Piano del governo per il trasferimento forzato di 30mila beduini in Negev
di Emma Mancini

Il gabinetto del primo ministro israeliano ha approvato un piano di ricollocazione di 30mila beduini residenti in Negev, nel Sud di Israele. Le migliaia di famiglie beduine verranno spostate forzatamente dai villaggi considerati illegali alle colonie con status ufficiale.

L’intenzione del premier Benjamin Netanyahu è quello di trovare una soluzione al problema dei villaggi non riconosciuti in Negev, attraverso l’implementazione di un piano che ufficialmente è volto ad aiutare i beduini ad integrarsi nella società israeliana: “Il piano – ha detto l’ufficio del primo ministro – è destinato a ridurre significativamente il gap sociale ed economico tra la popolazione beduina del Negev e quella israeliana”.

In realtà si tratta di un’azione unilaterale che i rappresentanti beduini hanno definito “una dichiarazione di guerra”: circa 150 membri delle comunità interessate hanno protestato ieri di fronte all’ufficio del primo ministro a Gerusalemme. “Questo stupido governo sarà responsabile dello scoppio dell’Intifada beduina in Negev”, ha detto Taleb al-Sana, rappresentante beduino.

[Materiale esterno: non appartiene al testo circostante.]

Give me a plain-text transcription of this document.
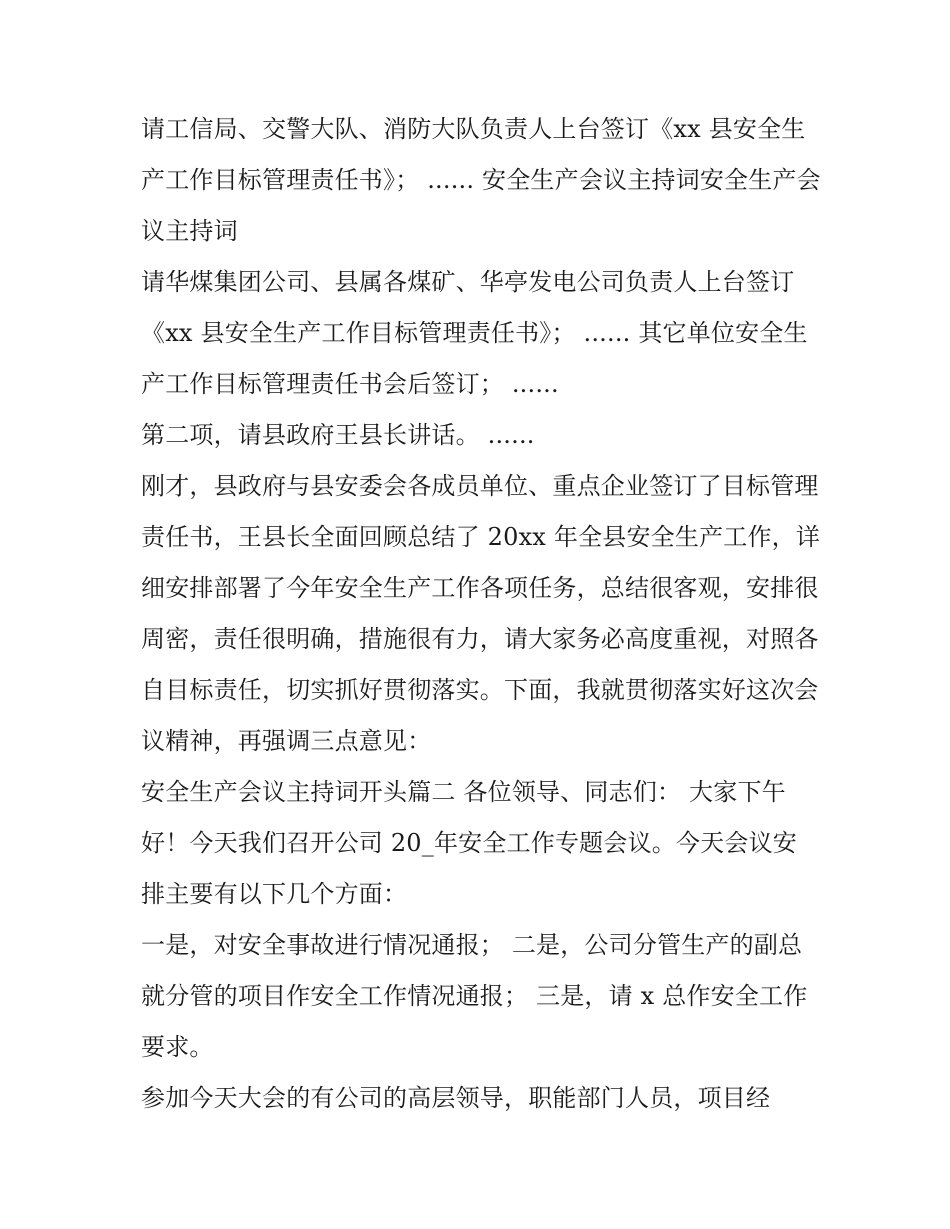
请工信局、交警大队、消防大队负责人上台签订《xx 县安全生产工作目标管理责任书》； ...... 安全生产会议主持词安全生产会议主持词

请华煤集团公司、县属各煤矿、华亭发电公司负责人上台签订《xx 县安全生产工作目标管理责任书》； ...... 其它单位安全生产工作目标管理责任书会后签订； ......

第二项，请县政府王县长讲话。 ......

刚才，县政府与县安委会各成员单位、重点企业签订了目标管理责任书，王县长全面回顾总结了 20xx 年全县安全生产工作，详细安排部署了今年安全生产工作各项任务，总结很客观，安排很周密，责任很明确，措施很有力，请大家务必高度重视，对照各自目标责任，切实抓好贯彻落实。下面，我就贯彻落实好这次会议精神，再强调三点意见：

安全生产会议主持词开头篇二 各位领导、同志们： 大家下午好！今天我们召开公司 20_年安全工作专题会议。今天会议安排主要有以下几个方面：

一是，对安全事故进行情况通报； 二是，公司分管生产的副总就分管的项目作安全工作情况通报； 三是，请 x 总作安全工作要求。

参加今天大会的有公司的高层领导，职能部门人员，项目经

Il piano prevede il trasferimento forzato di 20mila-30mila beduini nelle colonie di Rahat, Khura e Ksayfe, un risarcimento monetario e la consegna di terre come compensazione per quelle confiscate. Il costo totale del piano si aggirerebbe intorno a 1.2 miliardi di shekel (235 milioni di euro): “Le rivendicazioni di proprietà di terre saranno trattate con metodi trasparenti ed equi, in accordo con la legge e attraverso compensazioni in denaro e nuovi appezzamenti”, ha spiegato il governo israeliano in una dichiarazione ufficiale.

Dopo la presentazione del piano, sono scoppiate le polemiche. Il governo di Tel Aviv è accusato di trasferire forzatamente palestinesi dalle proprie case senza alcuna ragione e contro la loro volontà. Una violazione grave dei diritti basilari, continuazione della politica di demolizioni in atto in Israele contro le abitazioni delle comunità beduine. Soprattutto se si tiene conto del fatto che le comunità beduine sono tradizionalmente rurali, non urbane: trasferirli significherebbe cancellarne storia, tradizioni e stile di vita.

L’Associazione israeliana per i Diritti Civili aveva presentato le proprie critiche già a giugno: i villaggi beduini vanno riconosciuti, non smantellati. Quello che le autorità israeliane stanno facendo è dichiarare tali villaggi illegali secondo criteri pregiudiziali: la densità della popolazione, la continuità territoriale e la sostenibilità economica. “Se gli stessi criteri fossero applicati a comunità ebraiche, come kibbutz e colonie, tutti gli insediamenti dovrebbero essere evacuati”, ha spiegato l’Associazione.

Sono oltre 160mila i beduini residenti in Israele, la metà dei quali in villaggi non riconosciuti dalle autorità israeliane in Negev, villaggi privi di acqua e elettricità i cui abitanti vivono in condizioni di estrema povertà.